Arguably, the best-quality Arabica coffee on earth grows in East Africa’s volcanic soils—coffee so good, it is often blended with lesser beans to boost their favor. But, this mattered little to Kenyan farmers, as declining profitability and the collapse of many coffee enterprises had led to increased reliance on unsustainable livelihood practices and mounting pressure on the forests surrounding Mt. Kenya.
African Wildlife Foundation began working in partnership with the Starbucks Coffee Co. in 2004 to enhance sustainable coffee livelihoods and reduce deforestation in Northern Kenya. For the people of the Samburu Heartland, growing and marketing coffee in an international marketplace is a chance to secure a better livelihood, slow the destruction of the area forests, secure critical watersheds, protect elephant corridors, and reduce human-wildlife conflict.

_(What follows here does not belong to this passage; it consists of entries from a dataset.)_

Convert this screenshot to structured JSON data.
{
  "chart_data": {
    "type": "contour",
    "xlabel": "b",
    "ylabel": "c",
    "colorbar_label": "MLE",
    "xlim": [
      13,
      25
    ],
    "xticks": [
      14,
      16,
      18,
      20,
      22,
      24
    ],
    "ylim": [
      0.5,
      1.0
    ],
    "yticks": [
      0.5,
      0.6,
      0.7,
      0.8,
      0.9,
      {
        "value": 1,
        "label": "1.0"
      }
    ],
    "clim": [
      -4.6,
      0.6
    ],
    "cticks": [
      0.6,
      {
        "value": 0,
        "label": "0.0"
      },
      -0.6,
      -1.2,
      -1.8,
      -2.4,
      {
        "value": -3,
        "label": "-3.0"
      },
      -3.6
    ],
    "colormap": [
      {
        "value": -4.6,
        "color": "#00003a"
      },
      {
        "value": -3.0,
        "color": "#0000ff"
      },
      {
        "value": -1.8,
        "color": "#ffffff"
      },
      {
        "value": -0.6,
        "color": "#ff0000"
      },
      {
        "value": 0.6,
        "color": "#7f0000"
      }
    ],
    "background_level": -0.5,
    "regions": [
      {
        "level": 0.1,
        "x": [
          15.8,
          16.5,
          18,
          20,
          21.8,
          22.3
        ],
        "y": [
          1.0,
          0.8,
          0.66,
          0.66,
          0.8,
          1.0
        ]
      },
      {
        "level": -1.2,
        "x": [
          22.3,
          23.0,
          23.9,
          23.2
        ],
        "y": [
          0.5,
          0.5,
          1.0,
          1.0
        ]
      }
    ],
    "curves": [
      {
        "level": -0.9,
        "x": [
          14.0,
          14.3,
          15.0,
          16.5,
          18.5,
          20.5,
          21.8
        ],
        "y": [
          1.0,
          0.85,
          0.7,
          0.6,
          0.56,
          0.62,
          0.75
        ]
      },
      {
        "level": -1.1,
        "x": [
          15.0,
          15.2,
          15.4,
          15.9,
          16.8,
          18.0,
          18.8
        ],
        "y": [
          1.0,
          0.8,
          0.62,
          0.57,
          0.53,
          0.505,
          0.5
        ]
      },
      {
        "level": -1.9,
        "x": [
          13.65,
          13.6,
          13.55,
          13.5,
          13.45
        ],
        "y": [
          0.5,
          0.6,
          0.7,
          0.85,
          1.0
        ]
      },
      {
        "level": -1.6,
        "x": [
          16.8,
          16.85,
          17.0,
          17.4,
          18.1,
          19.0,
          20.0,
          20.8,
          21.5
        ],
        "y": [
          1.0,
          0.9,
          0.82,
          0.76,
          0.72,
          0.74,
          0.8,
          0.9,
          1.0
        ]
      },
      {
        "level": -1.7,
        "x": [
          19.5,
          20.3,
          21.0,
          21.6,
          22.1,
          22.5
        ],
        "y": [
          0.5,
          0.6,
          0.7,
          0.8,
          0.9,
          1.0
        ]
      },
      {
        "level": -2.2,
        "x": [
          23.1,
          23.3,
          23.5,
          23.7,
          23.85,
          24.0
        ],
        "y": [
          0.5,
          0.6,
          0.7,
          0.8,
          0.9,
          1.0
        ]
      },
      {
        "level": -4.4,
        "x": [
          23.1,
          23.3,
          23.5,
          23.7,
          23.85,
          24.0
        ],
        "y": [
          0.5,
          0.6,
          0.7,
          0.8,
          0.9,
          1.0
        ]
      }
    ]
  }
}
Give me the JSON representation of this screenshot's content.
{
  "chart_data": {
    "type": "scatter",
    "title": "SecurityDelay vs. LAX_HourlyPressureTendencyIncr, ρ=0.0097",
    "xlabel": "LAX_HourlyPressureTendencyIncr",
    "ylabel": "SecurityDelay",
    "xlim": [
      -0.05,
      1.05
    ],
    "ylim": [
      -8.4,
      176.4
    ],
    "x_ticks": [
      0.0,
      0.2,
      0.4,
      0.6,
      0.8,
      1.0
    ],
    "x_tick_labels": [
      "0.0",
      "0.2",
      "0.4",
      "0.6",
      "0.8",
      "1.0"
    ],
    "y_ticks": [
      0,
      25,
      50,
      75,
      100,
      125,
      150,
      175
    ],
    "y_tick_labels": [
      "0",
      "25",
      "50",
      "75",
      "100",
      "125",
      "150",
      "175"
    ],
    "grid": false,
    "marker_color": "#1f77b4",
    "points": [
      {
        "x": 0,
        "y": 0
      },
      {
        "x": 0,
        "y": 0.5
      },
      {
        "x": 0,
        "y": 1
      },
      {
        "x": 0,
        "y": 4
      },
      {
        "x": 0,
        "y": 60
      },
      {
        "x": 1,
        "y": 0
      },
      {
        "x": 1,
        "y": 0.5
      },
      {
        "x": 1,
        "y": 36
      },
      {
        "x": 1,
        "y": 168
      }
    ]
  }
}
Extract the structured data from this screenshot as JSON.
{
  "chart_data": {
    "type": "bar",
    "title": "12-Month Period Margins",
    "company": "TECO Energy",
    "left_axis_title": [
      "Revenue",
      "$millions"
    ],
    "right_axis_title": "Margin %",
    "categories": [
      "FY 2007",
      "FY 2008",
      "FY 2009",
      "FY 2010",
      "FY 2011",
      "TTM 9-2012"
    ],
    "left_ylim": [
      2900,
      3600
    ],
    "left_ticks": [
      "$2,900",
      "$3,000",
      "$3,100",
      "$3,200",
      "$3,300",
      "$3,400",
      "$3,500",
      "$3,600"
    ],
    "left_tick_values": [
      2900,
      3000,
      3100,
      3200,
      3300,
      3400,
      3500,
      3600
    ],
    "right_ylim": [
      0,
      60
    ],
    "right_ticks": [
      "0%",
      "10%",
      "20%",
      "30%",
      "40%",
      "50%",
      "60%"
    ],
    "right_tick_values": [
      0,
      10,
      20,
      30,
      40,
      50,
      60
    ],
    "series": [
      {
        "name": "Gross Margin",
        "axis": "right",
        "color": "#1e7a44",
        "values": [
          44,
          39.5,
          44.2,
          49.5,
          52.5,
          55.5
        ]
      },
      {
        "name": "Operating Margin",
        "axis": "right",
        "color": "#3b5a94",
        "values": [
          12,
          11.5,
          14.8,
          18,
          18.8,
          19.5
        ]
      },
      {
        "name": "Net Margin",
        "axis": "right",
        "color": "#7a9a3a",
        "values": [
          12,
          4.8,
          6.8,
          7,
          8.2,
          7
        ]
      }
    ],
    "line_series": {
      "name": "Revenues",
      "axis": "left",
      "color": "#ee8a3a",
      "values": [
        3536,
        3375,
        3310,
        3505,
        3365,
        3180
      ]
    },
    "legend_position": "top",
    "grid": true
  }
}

After implementing Starbucks farming practices, one coffee farmer, John Kibocha, increased his yield from 148 kilograms to 715 kilograms in just two years, and human-wildlife conflict has decreased—elephants don’t like java, so the coffee plants create a valuable buffer zone between movement corridors and food crops.
The partnership directly benefited the lives and incomes of 7,000 coffee growers who participated in the six-year project. More importantly, as this partnership drew to a close, sustainable agriculture had led to a new market of well-trained and knowledgeable coffee farmers who also understood the value of conservation to long-term agricultural success.